AequilibraE Matrix#

The AequilibraEMatrix class is the AequilibraE vehicle to all things matrices, and in the following sections we’ll cover the main points regarding them.

AequilibraeMatrix#

This class allows the creation of a memory instance for a matrix, that can be used to load an existing matrix to the project, or to create a new one.

There are three ways of creating an AequilibraeMatrix:

  • from an OMX file;

  • from a trip list, which is nothing more than a CSV file containing the origins, destinations, and trip cores;

  • from an empty matrix. In this case, the data type must be one of the following NumPy data types: np.int32, np.int64, np.float32, np.float64.

>>> from aequilibrae.matrix import AequilibraeMatrix

>>> num_zones = 5
>>> index = np.arange(1, 6, dtype=np.int32)
>>> mtx = np.ones((5, 5), dtype=np.float32)
>>> names = ["only_ones"]

>>> mat = AequilibraeMatrix()
>>> mat.create_empty(zones=num_zones, matrix_names=names) #memory_only parameter defaults to True

# `memory_only` parameter can be changed to `False` case you want to save the matrix in disk.
    # This would, however, result in a file format that is being deprecated and will not be available on AequilibraE 2.0

# Adds the matrix indexes, which are going to be used for computation
>>> mat.index[:] = index[:]

# Adds the matricial data stored in `mtx` to a matrix named "only_ones"
>>> mat.matrix["only_ones"][:,:] = mtx[:,:]

The following methods allow you to check the data in you AequilibraE matrix.

>>> mat.cores # displays the number of cores in the matrix
1

>>> mat.names # displays the names of the matrices
['only_ones']

>>> mat.index # displays the IDs of the indexes
array([1, 2, 3, 4, 5])

# To return an array with the selected matrix data
>>> mat.get_matrix("only_ones") 
array([[1., 1., 1., 1., 1.],
       [1., 1., 1., 1., 1.],
       [1., 1., 1., 1., 1.],
       [1., 1., 1., 1., 1.],
       [1., 1., 1., 1., 1.]])

More than dealing with stored project data, AequilibraE matrices are objects necessary to run procedures, such as traffic assignment. Since a matrix object can hold multiple matrices (i.e. _matrix cores_), it is necessary to specify which matrices will be used in computation, dubbed a computational view in AequilibraE, which sets matrix data in memory in a way it can be used in parallelized algorithms.
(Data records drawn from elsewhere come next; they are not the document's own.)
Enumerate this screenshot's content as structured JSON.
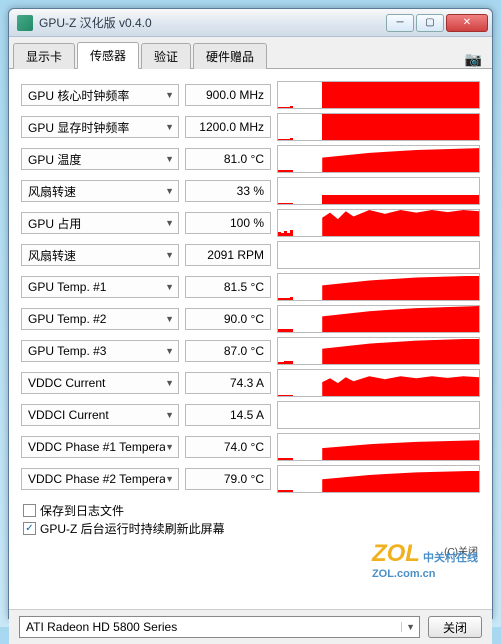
{
  "window": {
    "title": "GPU-Z 汉化版 v0.4.0"
  },
  "tabs": [
    {
      "label": "显示卡",
      "active": false
    },
    {
      "label": "传感器",
      "active": true
    },
    {
      "label": "验证",
      "active": false
    },
    {
      "label": "硬件赠品",
      "active": false
    }
  ],
  "sensors": [
    {
      "label": "GPU 核心时钟频率",
      "value": "900.0 MHz",
      "graph": {
        "startPct": 0,
        "heights": [
          5,
          5,
          5,
          5,
          6
        ],
        "mainStart": 22,
        "mainHeight": 100
      }
    },
    {
      "label": "GPU 显存时钟频率",
      "value": "1200.0 MHz",
      "graph": {
        "startPct": 0,
        "heights": [
          5,
          5,
          5,
          5,
          6
        ],
        "mainStart": 22,
        "mainHeight": 100
      }
    },
    {
      "label": "GPU 温度",
      "value": "81.0 °C",
      "graph": {
        "startPct": 0,
        "heights": [
          8,
          8,
          8,
          9,
          9
        ],
        "mainStart": 22,
        "mainHeight": 92,
        "slope": true
      }
    },
    {
      "label": "风扇转速",
      "value": "33 %",
      "graph": {
        "startPct": 0,
        "heights": [
          2,
          2,
          2,
          2,
          2
        ],
        "mainStart": 22,
        "mainHeight": 33
      }
    },
    {
      "label": "GPU 占用",
      "value": "100 %",
      "graph": {
        "startPct": 0,
        "heights": [
          15,
          10,
          18,
          12,
          22
        ],
        "mainStart": 22,
        "mainHeight": 100,
        "jagged": true
      }
    },
    {
      "label": "风扇转速",
      "value": "2091 RPM",
      "graph": {
        "empty": true
      }
    },
    {
      "label": "GPU Temp. #1",
      "value": "81.5 °C",
      "graph": {
        "startPct": 0,
        "heights": [
          9,
          9,
          9,
          9,
          10
        ],
        "mainStart": 22,
        "mainHeight": 94,
        "slope": true
      }
    },
    {
      "label": "GPU Temp. #2",
      "value": "90.0 °C",
      "graph": {
        "startPct": 0,
        "heights": [
          10,
          10,
          10,
          11,
          11
        ],
        "mainStart": 22,
        "mainHeight": 100,
        "slope": true
      }
    },
    {
      "label": "GPU Temp. #3",
      "value": "87.0 °C",
      "graph": {
        "startPct": 0,
        "heights": [
          9,
          9,
          10,
          10,
          10
        ],
        "mainStart": 22,
        "mainHeight": 98,
        "slope": true
      }
    },
    {
      "label": "VDDC Current",
      "value": "74.3 A",
      "graph": {
        "startPct": 0,
        "heights": [
          2,
          2,
          2,
          2,
          2
        ],
        "mainStart": 22,
        "mainHeight": 76,
        "jagged": true
      }
    },
    {
      "label": "VDDCI Current",
      "value": "14.5 A",
      "graph": {
        "empty": true
      }
    },
    {
      "label": "VDDC Phase #1 Temperat",
      "value": "74.0 °C",
      "graph": {
        "startPct": 0,
        "heights": [
          7,
          7,
          7,
          8,
          8
        ],
        "mainStart": 22,
        "mainHeight": 76,
        "slope": true
      }
    },
    {
      "label": "VDDC Phase #2 Temperat",
      "value": "79.0 °C",
      "graph": {
        "startPct": 0,
        "heights": [
          7,
          8,
          8,
          8,
          9
        ],
        "mainStart": 22,
        "mainHeight": 82,
        "slope": true
      }
    }
  ],
  "checkboxes": {
    "save_log": {
      "checked": false,
      "label": "保存到日志文件"
    },
    "refresh_bg": {
      "checked": true,
      "label": "GPU-Z 后台运行时持续刷新此屏幕"
    }
  },
  "footer": {
    "device": "ATI Radeon HD 5800 Series",
    "close": "关闭"
  },
  "copyright": "(C)关闭",
  "watermark": {
    "main": "ZOL",
    "sub": "中关村在线",
    "url": "ZOL.com.cn"
  },
  "colors": {
    "graph_fill": "#ff0000",
    "border": "#bbbbbb",
    "bg": "#ffffff"
  }
}
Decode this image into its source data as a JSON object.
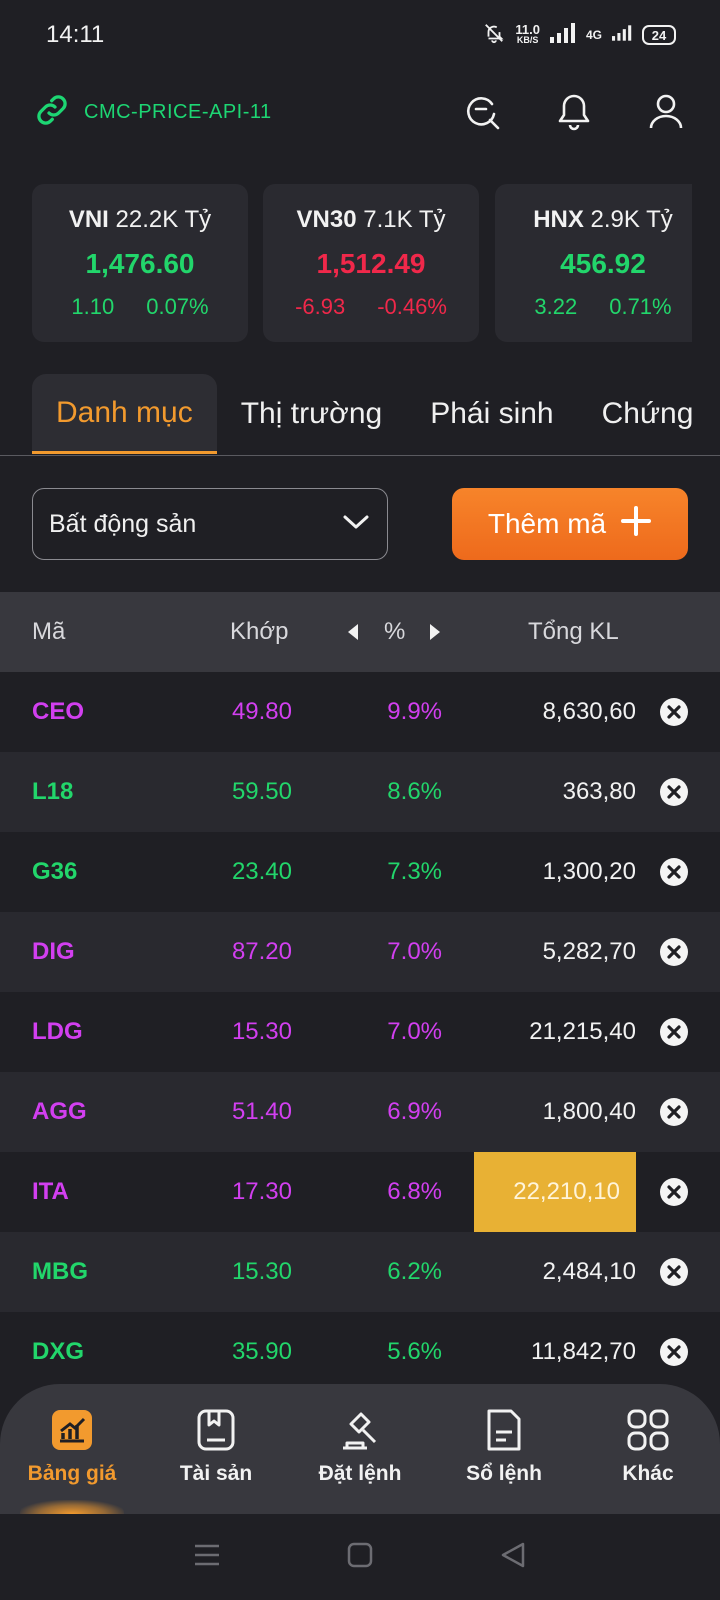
{
  "status_bar": {
    "time": "14:11",
    "net_speed_value": "11.0",
    "net_speed_unit": "KB/S",
    "network_type": "4G",
    "battery": "24"
  },
  "header": {
    "server_name": "CMC-PRICE-API-11"
  },
  "indices": [
    {
      "name": "VNI",
      "turnover": "22.2K Tỷ",
      "value": "1,476.60",
      "change": "1.10",
      "change_pct": "0.07%",
      "trend": "up"
    },
    {
      "name": "VN30",
      "turnover": "7.1K Tỷ",
      "value": "1,512.49",
      "change": "-6.93",
      "change_pct": "-0.46%",
      "trend": "down"
    },
    {
      "name": "HNX",
      "turnover": "2.9K Tỷ",
      "value": "456.92",
      "change": "3.22",
      "change_pct": "0.71%",
      "trend": "up"
    }
  ],
  "tabs": [
    {
      "label": "Danh mục",
      "active": true
    },
    {
      "label": "Thị trường",
      "active": false
    },
    {
      "label": "Phái sinh",
      "active": false
    },
    {
      "label": "Chứng",
      "active": false
    }
  ],
  "filter": {
    "selected": "Bất động sản",
    "add_label": "Thêm mã"
  },
  "table": {
    "headers": {
      "symbol": "Mã",
      "price": "Khớp",
      "pct": "%",
      "volume": "Tổng KL"
    },
    "rows": [
      {
        "symbol": "CEO",
        "price": "49.80",
        "pct": "9.9%",
        "volume": "8,630,60",
        "color": "purple"
      },
      {
        "symbol": "L18",
        "price": "59.50",
        "pct": "8.6%",
        "volume": "363,80",
        "color": "green"
      },
      {
        "symbol": "G36",
        "price": "23.40",
        "pct": "7.3%",
        "volume": "1,300,20",
        "color": "green"
      },
      {
        "symbol": "DIG",
        "price": "87.20",
        "pct": "7.0%",
        "volume": "5,282,70",
        "color": "purple"
      },
      {
        "symbol": "LDG",
        "price": "15.30",
        "pct": "7.0%",
        "volume": "21,215,40",
        "color": "purple"
      },
      {
        "symbol": "AGG",
        "price": "51.40",
        "pct": "6.9%",
        "volume": "1,800,40",
        "color": "purple"
      },
      {
        "symbol": "ITA",
        "price": "17.30",
        "pct": "6.8%",
        "volume": "22,210,10",
        "color": "purple",
        "highlight": true
      },
      {
        "symbol": "MBG",
        "price": "15.30",
        "pct": "6.2%",
        "volume": "2,484,10",
        "color": "green"
      },
      {
        "symbol": "DXG",
        "price": "35.90",
        "pct": "5.6%",
        "volume": "11,842,70",
        "color": "green"
      }
    ]
  },
  "bottom_nav": [
    {
      "label": "Bảng giá",
      "icon": "chart-icon",
      "active": true
    },
    {
      "label": "Tài sản",
      "icon": "wallet-icon",
      "active": false
    },
    {
      "label": "Đặt lệnh",
      "icon": "gavel-icon",
      "active": false
    },
    {
      "label": "Sổ lệnh",
      "icon": "document-icon",
      "active": false
    },
    {
      "label": "Khác",
      "icon": "grid-icon",
      "active": false
    }
  ],
  "colors": {
    "accent": "#f29a2e",
    "up": "#22d66b",
    "down": "#f0284a",
    "ceiling": "#d23ff0",
    "highlight": "#e8b134"
  }
}
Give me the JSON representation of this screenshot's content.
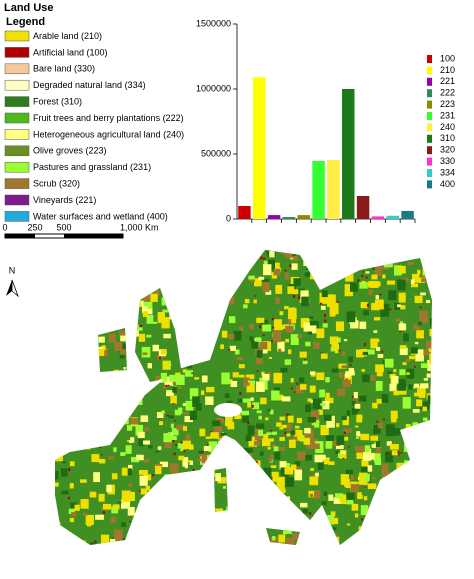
{
  "title": "Land Use",
  "legend": {
    "title": "Legend",
    "items": [
      {
        "label": "Arable land (210)",
        "color": "#f0e000"
      },
      {
        "label": "Artificial land (100)",
        "color": "#b00000"
      },
      {
        "label": "Bare land (330)",
        "color": "#f5c896"
      },
      {
        "label": "Degraded natural land (334)",
        "color": "#ffffc4"
      },
      {
        "label": "Forest (310)",
        "color": "#2e7d1a"
      },
      {
        "label": "Fruit trees and berry plantations (222)",
        "color": "#4fb81a"
      },
      {
        "label": "Heterogeneous agricultural land (240)",
        "color": "#ffff80"
      },
      {
        "label": "Olive groves (223)",
        "color": "#6b8e23"
      },
      {
        "label": "Pastures and grassland (231)",
        "color": "#99ff33"
      },
      {
        "label": "Scrub (320)",
        "color": "#a0782d"
      },
      {
        "label": "Vineyards (221)",
        "color": "#7d1a8c"
      },
      {
        "label": "Water surfaces and wetland (400)",
        "color": "#22aadd"
      }
    ]
  },
  "scale_bar": {
    "labels": [
      "0",
      "250",
      "500",
      "1,000 Km"
    ]
  },
  "north_label": "N",
  "chart_data": {
    "type": "bar",
    "categories": [
      "100",
      "210",
      "221",
      "222",
      "223",
      "231",
      "240",
      "310",
      "320",
      "330",
      "334",
      "400"
    ],
    "values": [
      100000,
      1090000,
      30000,
      15000,
      30000,
      446000,
      454000,
      1000000,
      177000,
      20000,
      25000,
      62000
    ],
    "colors": [
      "#cc0000",
      "#ffff00",
      "#9900aa",
      "#2e8b57",
      "#8b8b00",
      "#33ff33",
      "#ffee44",
      "#1a7a1a",
      "#8b1a1a",
      "#ff33cc",
      "#33cccc",
      "#1a7a8a"
    ],
    "ylim": [
      0,
      1500000
    ],
    "yticks": [
      0,
      500000,
      1000000,
      1500000
    ]
  }
}
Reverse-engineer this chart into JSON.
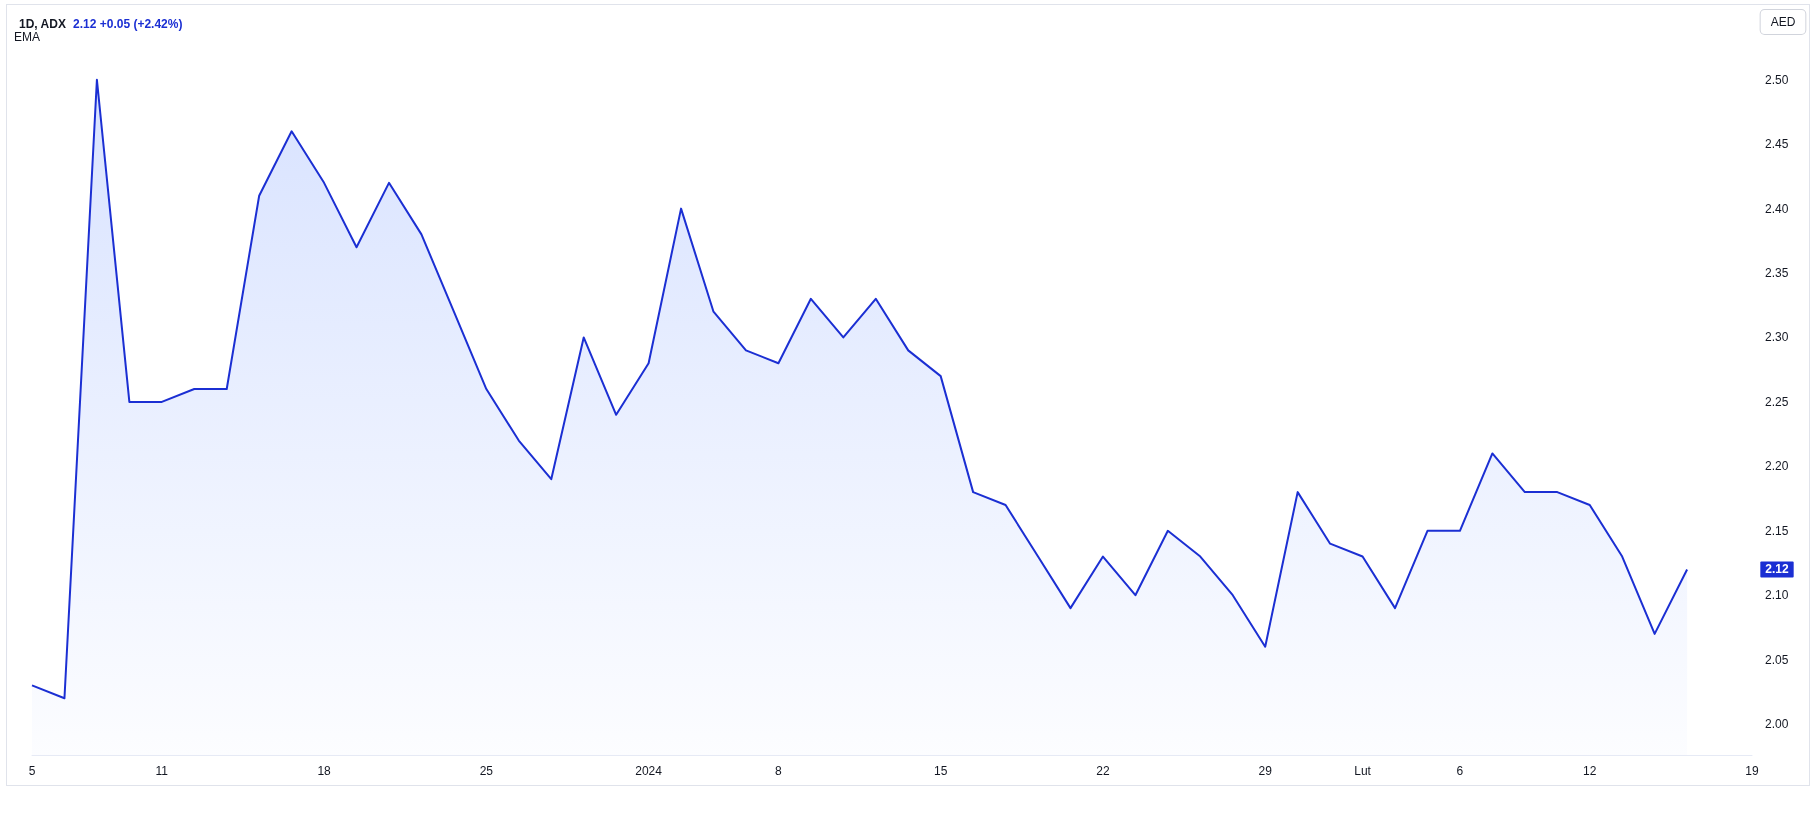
{
  "chart_data": {
    "type": "area",
    "title": "1D, ADX",
    "subtitle": "2.12 +0.05 (+2.42%)",
    "ylabel": "AED",
    "annotations": [
      "EMA",
      "2.12"
    ],
    "categories": [
      "5",
      null,
      null,
      null,
      "11",
      null,
      null,
      null,
      null,
      "18",
      null,
      null,
      null,
      null,
      "25",
      null,
      null,
      null,
      null,
      "2024",
      null,
      null,
      null,
      "8",
      null,
      null,
      null,
      null,
      "15",
      null,
      null,
      null,
      null,
      "22",
      null,
      null,
      null,
      null,
      "29",
      null,
      null,
      "Lut",
      null,
      null,
      "6",
      null,
      null,
      null,
      "12",
      null,
      null,
      null,
      null,
      "19"
    ],
    "series": [
      {
        "color": "#1b2fd3",
        "values": [
          2.03,
          2.02,
          2.5,
          2.25,
          2.25,
          2.26,
          2.26,
          2.41,
          2.46,
          2.42,
          2.37,
          2.42,
          2.38,
          2.32,
          2.26,
          2.22,
          2.19,
          2.3,
          2.24,
          2.28,
          2.4,
          2.32,
          2.29,
          2.28,
          2.33,
          2.3,
          2.33,
          2.29,
          2.27,
          2.18,
          2.17,
          2.13,
          2.09,
          2.13,
          2.1,
          2.15,
          2.13,
          2.1,
          2.06,
          2.18,
          2.14,
          2.13,
          2.09,
          2.15,
          2.15,
          2.21,
          2.18,
          2.18,
          2.17,
          2.13,
          2.07,
          2.12,
          null,
          null
        ]
      }
    ],
    "ylim": [
      1.976,
      2.558
    ],
    "yticks": [
      {
        "value": 2.0,
        "label": "2.00"
      },
      2.05,
      {
        "value": 2.1,
        "label": "2.10"
      },
      2.15,
      {
        "value": 2.2,
        "label": "2.20"
      },
      2.25,
      {
        "value": 2.3,
        "label": "2.30"
      },
      2.35,
      {
        "value": 2.4,
        "label": "2.40"
      },
      2.45,
      {
        "value": 2.5,
        "label": "2.50"
      }
    ],
    "grid": false,
    "marker": "none"
  }
}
Case you’re using matricial data from an OMX file, this step also loads the data to memory.

>>> mat.computational_view(["only_ones"])

You can also export AequilibraE matrices, with your chosen set of _matrix cores_, to different file formats, such as CSV and OMX.

>>> mat.export(Path(my_folder_path) / 'my_new_omx_file.omx')

>>> mat.export(Path(my_folder_path) / 'my_new_csv_file.csv')

To avoid inconsistencies, once open, the same AequilibraE matrix can only be used once at a time in different procedures. To do so, you have to close the matrix.

>>> mat.close()

AequilibraE matrices in disk can be reused and loaded once again.

>>> mat = AequilibraeMatrix()
>>> mat.load(Path(my_folder_path) / 'my_new_omx_file.omx')

>>> mat.get_matrix("only_ones") 
array([[1., 1., 1., 1., 1.],
       [1., 1., 1., 1., 1.],
       [1., 1., 1., 1., 1.],
       [1., 1., 1., 1., 1.],
       [1., 1., 1., 1., 1.]])

See also

aequilibrae.matrix.AequilibraeMatrix()

Class documentatiom

Traffic Assignment without an AequilibraE Model

Usage example

OpenMatrix (OMX)#

AequilibraE uses OMX files as a standard format for storing its matrices. If you’re wondering what is OMX and what does it stand for, this section is for you. The text in this section is borrowed from OpenMatrix Wiki page.

The OpenMatrix file format (or simply OMX) is a standard matrix format for storing and transferring matrix data across different models and software packages, intended to make the model development easier. It is a file capable of storing more than one matrices at a time, including multiple indexes/lookups, and attributes (key/value pairs) for matrices and indexes.

There are APIs in different programming languages that allow you to use OMX. In Python, we use omx-python library. In its project page, you can find a brief tutorial to OMX, and better understand how it works.